Les restaurants m’ont manqué. Aussi, dès que j’ai connu leur date de réouverture, j’ai réservé pour quatre dans un de mes préférés. Le goût d’une tête de veau ravigote ou d’un œuf Rossini, vous comprenez. La joie des retrouvailles, je n’ai pas besoin de vous faire un dessin. Mon projet est cependant tombé à l’eau quand le bon Alain Berset a interdit aux «personnes à risque» de sortir de chez elles. Mes invités et moi, nous faisons bien dans les 300 ans à nous quatre et l’un de nous est «à risque» plus que les autres. Je n’allais pas le laisser seul à la maison ni compromettre le restaurateur en lui amenant un quarteron de vieux qui auraient pu le rendre suspect aux yeux de la police sanitaire. Au nom de la loi et l’ordre, j’ai donc pensé à renoncer. L’Etat prenant en charge la gestion des risques sur la base de la science, je n’avais plus qu’à cuire des pâtes dans ma cuisine en toute tranquillité en attendant des jours meilleurs.
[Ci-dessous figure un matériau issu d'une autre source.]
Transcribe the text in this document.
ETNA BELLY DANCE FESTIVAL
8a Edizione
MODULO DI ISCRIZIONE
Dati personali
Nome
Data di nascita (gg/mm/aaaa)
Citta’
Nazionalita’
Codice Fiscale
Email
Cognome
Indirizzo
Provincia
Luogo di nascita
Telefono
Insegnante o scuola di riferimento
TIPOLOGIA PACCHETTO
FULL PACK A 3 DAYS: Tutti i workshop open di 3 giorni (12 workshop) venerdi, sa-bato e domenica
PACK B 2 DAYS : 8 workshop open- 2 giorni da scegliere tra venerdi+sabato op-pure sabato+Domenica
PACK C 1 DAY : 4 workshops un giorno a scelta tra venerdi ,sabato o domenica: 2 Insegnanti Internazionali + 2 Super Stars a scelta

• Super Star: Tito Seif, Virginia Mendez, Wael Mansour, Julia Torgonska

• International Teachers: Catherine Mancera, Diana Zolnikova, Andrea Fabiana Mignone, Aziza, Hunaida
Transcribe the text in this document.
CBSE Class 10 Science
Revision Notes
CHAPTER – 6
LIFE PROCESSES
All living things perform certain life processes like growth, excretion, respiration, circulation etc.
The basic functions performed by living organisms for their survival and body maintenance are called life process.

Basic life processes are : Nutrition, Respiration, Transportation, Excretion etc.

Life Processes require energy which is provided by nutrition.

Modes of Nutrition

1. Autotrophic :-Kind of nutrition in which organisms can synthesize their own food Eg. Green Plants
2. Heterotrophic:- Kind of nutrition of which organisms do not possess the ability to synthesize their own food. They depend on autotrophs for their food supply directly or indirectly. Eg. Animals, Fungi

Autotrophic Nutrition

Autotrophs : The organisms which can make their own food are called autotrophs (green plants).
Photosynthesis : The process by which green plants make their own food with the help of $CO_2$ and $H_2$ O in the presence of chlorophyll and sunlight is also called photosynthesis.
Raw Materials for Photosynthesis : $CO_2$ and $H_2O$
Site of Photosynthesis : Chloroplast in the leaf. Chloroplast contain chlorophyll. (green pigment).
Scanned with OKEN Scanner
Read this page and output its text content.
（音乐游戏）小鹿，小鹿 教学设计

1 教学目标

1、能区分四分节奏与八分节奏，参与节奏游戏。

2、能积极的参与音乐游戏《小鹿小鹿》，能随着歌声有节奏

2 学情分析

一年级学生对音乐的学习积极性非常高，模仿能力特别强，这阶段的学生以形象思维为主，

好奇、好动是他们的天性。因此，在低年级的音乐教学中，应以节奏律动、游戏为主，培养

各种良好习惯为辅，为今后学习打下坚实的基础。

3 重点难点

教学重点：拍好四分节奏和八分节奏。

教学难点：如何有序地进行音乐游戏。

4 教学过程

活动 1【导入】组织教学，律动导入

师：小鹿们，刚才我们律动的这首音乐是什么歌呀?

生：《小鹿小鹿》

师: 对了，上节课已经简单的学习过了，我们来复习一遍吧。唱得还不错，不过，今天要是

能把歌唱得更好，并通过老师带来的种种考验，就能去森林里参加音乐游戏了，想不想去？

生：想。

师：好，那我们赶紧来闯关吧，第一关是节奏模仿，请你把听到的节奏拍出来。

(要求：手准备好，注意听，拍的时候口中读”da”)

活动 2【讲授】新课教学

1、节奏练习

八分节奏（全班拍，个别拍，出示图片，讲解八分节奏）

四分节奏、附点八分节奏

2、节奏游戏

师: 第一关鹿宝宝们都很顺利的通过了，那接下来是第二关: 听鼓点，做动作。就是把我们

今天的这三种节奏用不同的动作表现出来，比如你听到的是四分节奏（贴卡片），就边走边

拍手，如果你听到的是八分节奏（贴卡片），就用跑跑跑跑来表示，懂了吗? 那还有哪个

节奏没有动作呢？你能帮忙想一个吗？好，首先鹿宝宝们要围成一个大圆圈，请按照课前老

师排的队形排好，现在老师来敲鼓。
Le bon Berset a fait marche arrière

Mais voilà que sous la pression montante des fanatiques de la prise de risque et la baisse concomitante de l’aura des experts médicaux, le bon Berset a fait marche arrière: les «personnes à risque» ont maintenant le droit de sortir, à condition d’être sages, bien sûr. Il faut être pragmatique, a-t-il dit en reconnaissant que l’âge de la retraite ne correspondait pas forcément avec l’âge de la vulnérabilité. J’apprécie moyennement ce revirement parce que l’Etat, en me rendant ma liberté, me charge du poids de l’évaluation du risque. Est-ce que je vais maintenir mon projet d’un souper de rêve à quatre? Est-ce que mes amis, aussi impatients que moi, voudront bien partager mes réflexions, voire ma décision? Est-ce qu’à nous tous, nous comprendrons le sens du mot «pragmatisme»?